Linc si affrettò a tornare ai comandi, manovrò qualche interruttore e infine posò il dito sul pulsante arancione dell’accensione. E se qualcosa andasse storto? Se il ricevitore fosse finito in una zona inabitabile? Se invece di salvarla la uccidessi?

— Qui si gela — disse una voce dal corridoio.

Linc premette il pulsante arancione. Per un attimo la cabina del trasmettitore si illuminò di una vivida luce bianca. Quando la luce si spense, la cabina era vuota.

Lui rimase un momento a guardarla, poi si rivolse alla gente in attesa, che aveva seguito la scena.

— Avete visto?

— È sparita.

— È una magia!

— Bene. Adesso fatevi avanti uno per volta. — Linc si sentiva improvvisamente esausto. — Via, per il nuovo mondo!

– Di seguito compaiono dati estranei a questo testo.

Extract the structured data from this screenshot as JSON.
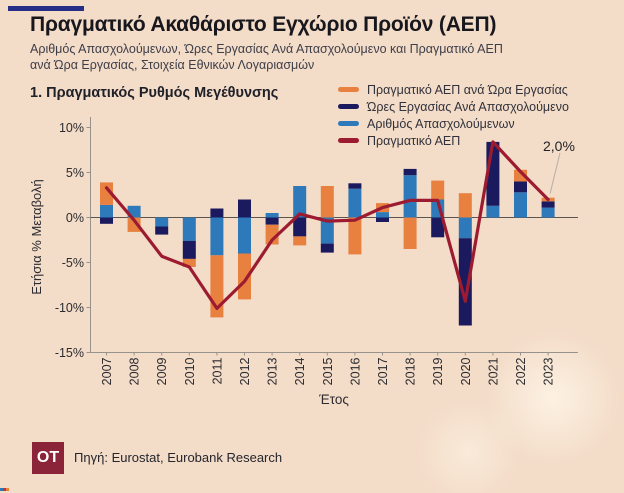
{
  "colors": {
    "background": "#f3dcc8",
    "top_bar": "#272e87",
    "logo": "#8c2439",
    "axis": "#97938c",
    "zero_line": "#5a5550",
    "annotation_connector": "#b7aea2"
  },
  "header": {
    "title": "Πραγματικό Ακαθάριστο Εγχώριο Προϊόν (ΑΕΠ)",
    "subtitle_line1": "Αριθμός Απασχολούμενων, Ώρες Εργασίας Ανά Απασχολούμενο και Πραγματικό ΑΕΠ",
    "subtitle_line2": "ανά Ώρα Εργασίας, Στοιχεία Εθνικών Λογαριασμών",
    "section_title": "1. Πραγματικός Ρυθμός Μεγέθυνσης"
  },
  "legend": {
    "items": [
      {
        "label": "Πραγματικό ΑΕΠ ανά Ώρα Εργασίας",
        "color": "#e8803f",
        "type": "bar"
      },
      {
        "label": "Ώρες Εργασίας Ανά Απασχολούμενο",
        "color": "#1c1a5e",
        "type": "bar"
      },
      {
        "label": "Αριθμός Απασχολούμενων",
        "color": "#2d79ba",
        "type": "bar"
      },
      {
        "label": "Πραγματικό ΑΕΠ",
        "color": "#9c1b30",
        "type": "line"
      }
    ]
  },
  "chart_data": {
    "type": "bar",
    "subtype": "stacked bars with overlaid line",
    "title": "1. Πραγματικός Ρυθμός Μεγέθυνσης",
    "xlabel": "Έτος",
    "ylabel": "Ετήσια % Μεταβολή",
    "ylim": [
      -15,
      10
    ],
    "grid": false,
    "legend_position": "top-right",
    "yticks": [
      {
        "value": 10,
        "label": "10%"
      },
      {
        "value": 5,
        "label": "5%"
      },
      {
        "value": 0,
        "label": "0%"
      },
      {
        "value": -5,
        "label": "-5%"
      },
      {
        "value": -10,
        "label": "-10%"
      },
      {
        "value": -15,
        "label": "-15%"
      }
    ],
    "categories": [
      "2007",
      "2008",
      "2009",
      "2010",
      "2011",
      "2012",
      "2013",
      "2014",
      "2015",
      "2016",
      "2017",
      "2018",
      "2019",
      "2020",
      "2021",
      "2022",
      "2023"
    ],
    "series": [
      {
        "name": "Αριθμός Απασχολούμενων",
        "color": "#2d79ba",
        "values": [
          1.4,
          1.3,
          -1.0,
          -2.6,
          -4.2,
          -4.0,
          0.5,
          3.5,
          -2.9,
          3.2,
          0.6,
          4.7,
          2.0,
          -2.3,
          1.3,
          2.8,
          1.1
        ]
      },
      {
        "name": "Ώρες Εργασίας Ανά Απασχολούμενο",
        "color": "#1c1a5e",
        "values": [
          -0.7,
          0.0,
          -0.9,
          -2.0,
          1.0,
          2.0,
          -0.8,
          -2.1,
          -1.0,
          0.6,
          -0.5,
          0.7,
          -2.2,
          -9.7,
          7.1,
          1.2,
          0.7
        ]
      },
      {
        "name": "Πραγματικό ΑΕΠ ανά Ώρα Εργασίας",
        "color": "#e8803f",
        "values": [
          2.5,
          -1.6,
          0.0,
          -0.9,
          -6.9,
          -5.1,
          -2.2,
          -1.0,
          3.5,
          -4.1,
          1.0,
          -3.5,
          2.1,
          2.7,
          0.0,
          1.3,
          0.4
        ]
      }
    ],
    "line_series": {
      "name": "Πραγματικό ΑΕΠ",
      "color": "#9c1b30",
      "values": [
        3.3,
        -0.3,
        -4.3,
        -5.5,
        -10.1,
        -7.1,
        -2.5,
        0.4,
        -0.4,
        -0.3,
        1.1,
        1.9,
        1.9,
        -9.3,
        8.4,
        5.1,
        2.0
      ]
    },
    "annotation": {
      "text": "2,0%",
      "year": "2023",
      "value": 2.0
    }
  },
  "footer": {
    "logo_text": "OT",
    "source": "Πηγή: Eurostat, Eurobank Research"
  }
}
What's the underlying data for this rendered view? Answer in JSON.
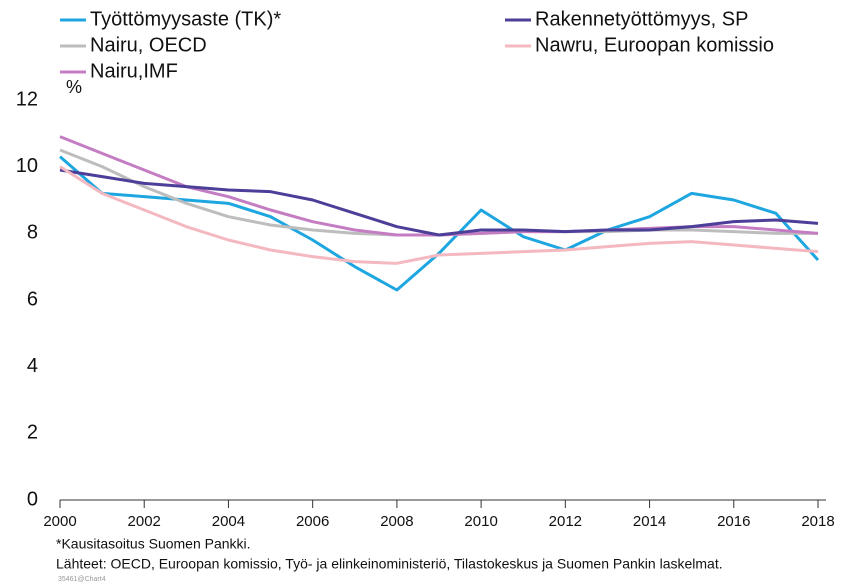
{
  "chart_data": {
    "type": "line",
    "ylabel": "%",
    "x": [
      2000,
      2001,
      2002,
      2003,
      2004,
      2005,
      2006,
      2007,
      2008,
      2009,
      2010,
      2011,
      2012,
      2013,
      2014,
      2015,
      2016,
      2017,
      2018
    ],
    "series": [
      {
        "name": "Työttömyysaste (TK)*",
        "color": "#1ea6e0",
        "values": [
          10.3,
          9.2,
          9.1,
          9.0,
          8.9,
          8.5,
          7.8,
          7.0,
          6.3,
          7.4,
          8.7,
          7.9,
          7.5,
          8.1,
          8.5,
          9.2,
          9.0,
          8.6,
          7.2
        ]
      },
      {
        "name": "Nairu, OECD",
        "color": "#bdbdbd",
        "values": [
          10.5,
          10.0,
          9.4,
          8.9,
          8.5,
          8.25,
          8.1,
          8.0,
          7.95,
          7.95,
          8.0,
          8.05,
          8.05,
          8.05,
          8.1,
          8.1,
          8.05,
          8.0,
          8.0
        ]
      },
      {
        "name": "Nairu,IMF",
        "color": "#c47dc2",
        "values": [
          10.9,
          10.4,
          9.9,
          9.4,
          9.1,
          8.7,
          8.35,
          8.1,
          7.95,
          7.95,
          8.0,
          8.05,
          8.05,
          8.1,
          8.15,
          8.2,
          8.2,
          8.1,
          8.0
        ]
      },
      {
        "name": "Rakennetyöttömyys, SP",
        "color": "#4b3f99",
        "values": [
          9.9,
          9.7,
          9.5,
          9.4,
          9.3,
          9.25,
          9.0,
          8.6,
          8.2,
          7.95,
          8.1,
          8.1,
          8.05,
          8.1,
          8.1,
          8.2,
          8.35,
          8.4,
          8.3
        ]
      },
      {
        "name": "Nawru, Euroopan komissio",
        "color": "#f4b8c0",
        "values": [
          10.0,
          9.2,
          8.7,
          8.2,
          7.8,
          7.5,
          7.3,
          7.15,
          7.1,
          7.35,
          7.4,
          7.45,
          7.5,
          7.6,
          7.7,
          7.75,
          7.65,
          7.55,
          7.45
        ]
      }
    ],
    "xlim": [
      2000,
      2018
    ],
    "xticks": [
      2000,
      2002,
      2004,
      2006,
      2008,
      2010,
      2012,
      2014,
      2016,
      2018
    ],
    "ylim": [
      0,
      12
    ],
    "yticks": [
      0,
      2,
      4,
      6,
      8,
      10,
      12
    ],
    "grid": false,
    "notes": [
      "*Kausitasoitus Suomen Pankki.",
      "Lähteet: OECD, Euroopan komissio, Työ- ja elinkeinoministeriö, Tilastokeskus ja Suomen Pankin laskelmat.",
      "35461@Chart4"
    ]
  }
}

Ubbidirono. Non vi furono scene di panico. Qualcuno era chiaramente impaurito e mostrò una certa riluttanza, ma gli altri lo incitarono prendendolo in giro. Così, a intervalli di meno di un minuto, entrarono tutti.

Linc manovrava i comandi come un automa, conscio del fatto che tutti entravano nella cabina non perché avessero fiducia in lui, né per seguire Magda, ma perché avevano paura sapendo che la nave moriva. Le luci del ponte si spensero definitivamente, lasciando solo il tenue bagliore fluorescente dei pannelli del corridoio e del locale del trasmettitore a illuminare debolmente le partenze. Faceva già freddo e Linc sentiva un crescente torpore alle dita mentre premeva senza sosta i pulsanti. Venti volte. Trenta. Quarantacinque. Strofinò e batté i piedi per riscaldarli.